According to Reuters, a senior Trump administration official said roughly 25,000 people have expressed interest in joining a new cadre of engineers called Tech Force. Scott Kupor, director of the U.S. Office of Personnel Management, announced the figure in a post on X on Tuesday, December 23, though Reuters notes it could not independently verify the number. The interested candidates will compete for just 1,000 spots in the first cohort. Those recruits will spend two years working on tech projects inside federal agencies, including the Departments of Homeland Security, Veterans Affairs, and Justice. This hiring push is part of the administration’s AI agenda and marks a shift from President Trump’s earlier focus on eliminating government jobs.
The Talent Grab Context
Here’s the thing: every modern administration tries this. The article itself notes that previous presidents, including Joe Biden, launched similar initiatives.

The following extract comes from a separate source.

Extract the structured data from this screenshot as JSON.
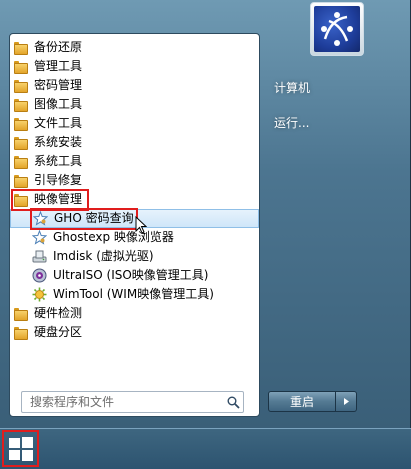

The government has a perennial, almost desperate, need for tech talent that can navigate its unique bureaucratic systems and legacy tech stacks. But the scale of interest here—25,000 for 1,000 slots—is pretty striking. It suggests either a very effective marketing campaign or a real hunger among tech workers for something beyond the volatility of startup life or the next big product cycle at a FAANG company. Is it patriotism? A desire for stable work? Or maybe just curiosity about working on problems with a different kind of impact?
A Shift From Downsizing?
Now, the most interesting political angle is how this contrasts with the early months of Trump‘s second term. The report says his focus was on “eliminating government jobs,” with exceptions for national security. So Tech Force is a clear departure. It signals that when it comes to certain technological capabilities—especially around AI and data—the administration sees building internal muscle as a national security imperative. You can’t just contract everything out. You need people who understand the mission from the inside. This is a pragmatic shift, and honestly, it’s one that makes sense regardless of who’s in office. The real test will be if they can actually retain this talent beyond the two-year stint or if it just becomes a glorified tour of duty.
The Execution Challenge
Let’s be skeptical for a second. Getting 1,000 tech folks through federal hiring paperwork, security clearances, and into agencies with famously slow IT procurement cycles is a monumental task. And then you have to give them meaningful work. The risk is creating a kind of tech island within these departments, where the “Tech Force” is seen as an outside group rather than being integrated. The potential, though, is huge. If they can actually modernize legacy systems at places like the VA or improve data sharing at Justice, the ROI could be massive. But it’s a big “if.” I think the success of this won’t be measured by the application numbers, but by whether any of the projects they start are still alive and functioning well five years from now.